Mad Rogan gave Leif a dismissive glance and turned back to me. “They say admitting that you have a problem is the first step toward recovery.”
He was changing his tactics. Not going to work. “You know what my problem is? My problem is a homicidal pyrokinetic Prime whom I have to bring back to his narcissistic family.”
We crossed the road to the long parking lot. Grassy dividers punctuated by small trees sectioned the lot into lanes, and Mad Rogan had parked toward the end of the lane, by the exit ramp.
“One school of thought says that the best way to handle an issue like this is exposure therapy,” Mad Rogan said. “For example, if you’re terrified of snakes, repeated handling of them will cure it.”
Aha. “I’m not handling your snake.”
He grinned. “Baby, you couldn’t handle my snake.”

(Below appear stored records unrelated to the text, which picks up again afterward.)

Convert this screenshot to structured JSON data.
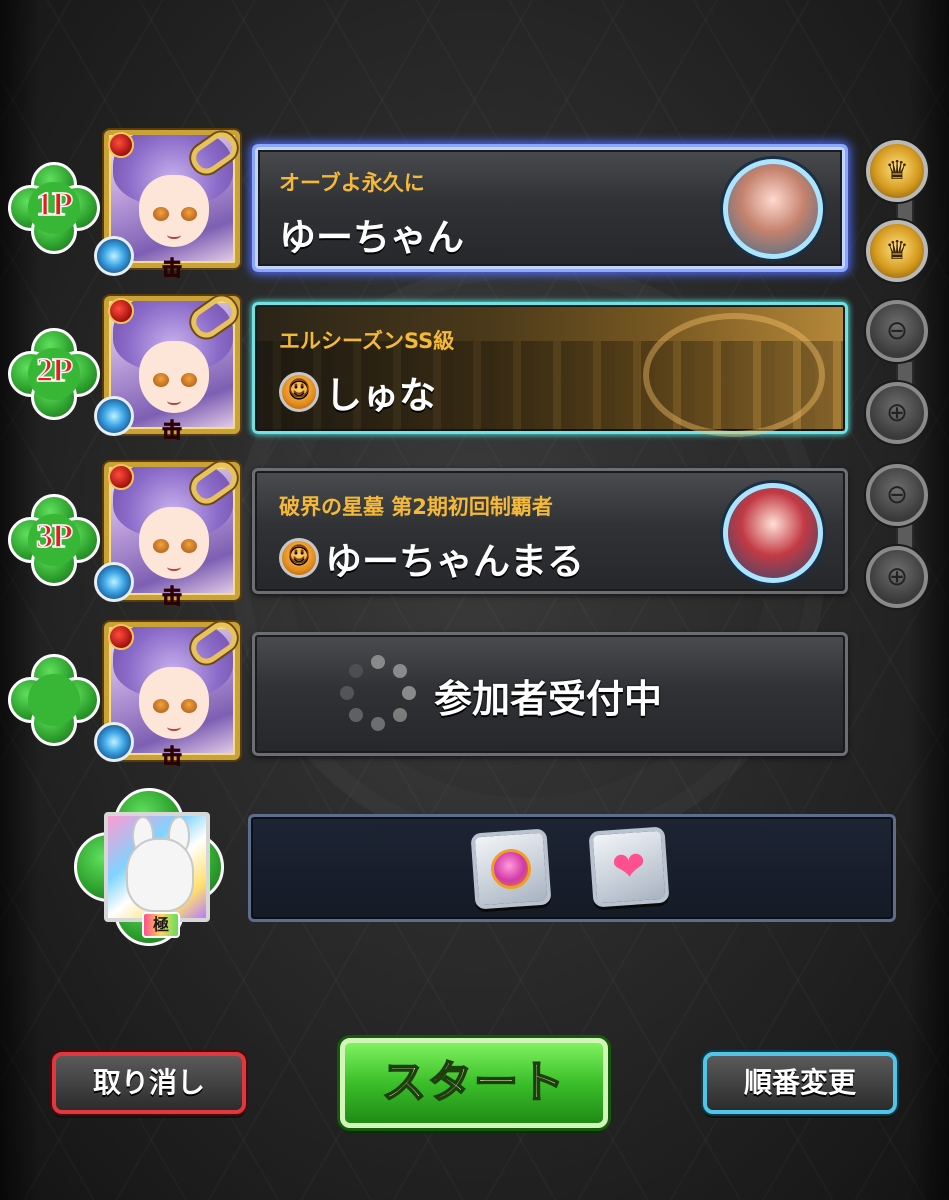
{
  "players": [
    {
      "slot_label": "1P",
      "title": "オーブよ永久に",
      "name": "ゆーちゃん",
      "group_icon": false,
      "avatar": true
    },
    {
      "slot_label": "2P",
      "title": "エルシーズンSS級",
      "name": "しゅな",
      "group_icon": true,
      "avatar": false
    },
    {
      "slot_label": "3P",
      "title": "破界の星墓 第2期初回制覇者",
      "name": "ゆーちゃんまる",
      "group_icon": true,
      "avatar": true
    }
  ],
  "waiting_slot": {
    "status_text": "参加者受付中"
  },
  "helper": {
    "tier_badge": "極",
    "items": [
      "orb-boost-icon",
      "heal-heart-icon"
    ]
  },
  "side_icons": [
    "crown-plus-icon",
    "crown-plus-icon",
    "locked-slot-icon",
    "locked-slot-icon",
    "locked-slot-icon",
    "locked-slot-icon"
  ],
  "buttons": {
    "cancel_label": "取り消し",
    "start_label": "スタート",
    "order_label": "順番変更"
  },
  "colors": {
    "title_gold": "#f4b938",
    "start_green": "#3bbf2a",
    "cancel_red": "#e13840",
    "order_blue": "#52c4e6",
    "player_label_red": "#e41e1e"
  }
}
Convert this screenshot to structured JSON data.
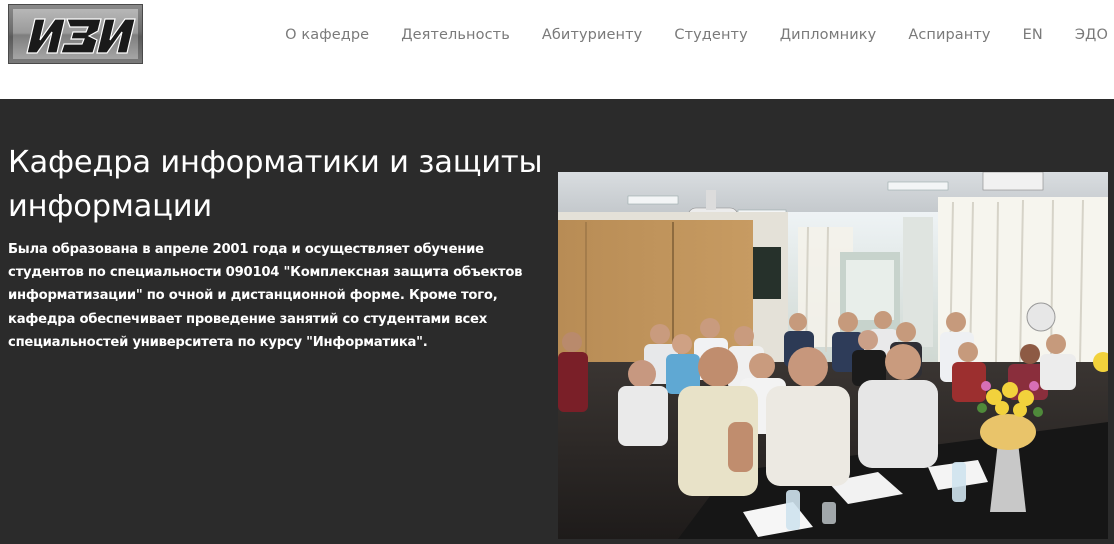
{
  "header": {
    "logo_text": "ИЗИ",
    "nav": [
      {
        "label": "О кафедре"
      },
      {
        "label": "Деятельность"
      },
      {
        "label": "Абитуриенту"
      },
      {
        "label": "Студенту"
      },
      {
        "label": "Дипломнику"
      },
      {
        "label": "Аспиранту"
      },
      {
        "label": "EN"
      },
      {
        "label": "ЭДО"
      }
    ]
  },
  "hero": {
    "title": "Кафедра информатики и защиты информации",
    "description": "Была образована в апреле 2001 года и осуществляет обучение студентов по специальности 090104 \"Комплексная защита объектов информатизации\" по очной и дистанционной форме. Кроме того, кафедра обеспечивает проведение занятий со студентами всех специальностей университета по курсу \"Информатика\".",
    "photo_icon": "classroom-photo"
  },
  "colors": {
    "hero_background": "#2b2b2b",
    "nav_text": "#7a7a7a",
    "hero_text": "#ffffff"
  }
}
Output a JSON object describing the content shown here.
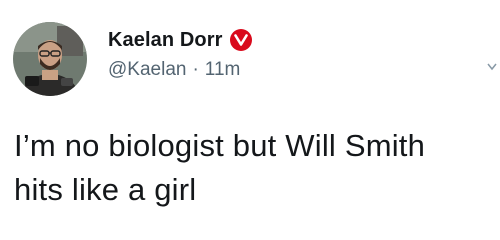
{
  "tweet": {
    "author": {
      "display_name": "Kaelan Dorr",
      "verified_icon": "verified-v-badge-icon",
      "badge_color": "#d90a1c",
      "handle": "@Kaelan",
      "separator": "·",
      "timestamp": "11m",
      "avatar_icon": "profile-photo-avatar"
    },
    "text_line_1": "I’m no biologist but Will Smith",
    "text_line_2": "hits like a girl"
  }
}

It finally sank in. Mad Rogan, the Huracan, had just made a pass at me. After he casually almost strangled a woman in public. I texted to Bern, “Need pickup at Galleria IV.” Getting into Rogan’s car was out of the question.
Ahead of us a grey SUV slid into a far parking spot and spat out three people, two men in cargo shorts and T-shirts, and a woman in a sundress. They began walking toward the mall and us. They were moving deliberately, with a purpose, each step measured.
My instincts whined at me. “Rogan. Three people ahead.”
“I see,” Rogan said.
The sound of a car engine made me glance over my shoulder. A blue sedan drove down our lane and came to a stop. The doors opened and an older man with short greying hair, wearing khaki pants and a white shirt, jumped out on one side, while a woman in a white dress got out of the other.
Time stopped. Things happened all at once in the space of a tiny, pressure-filled second.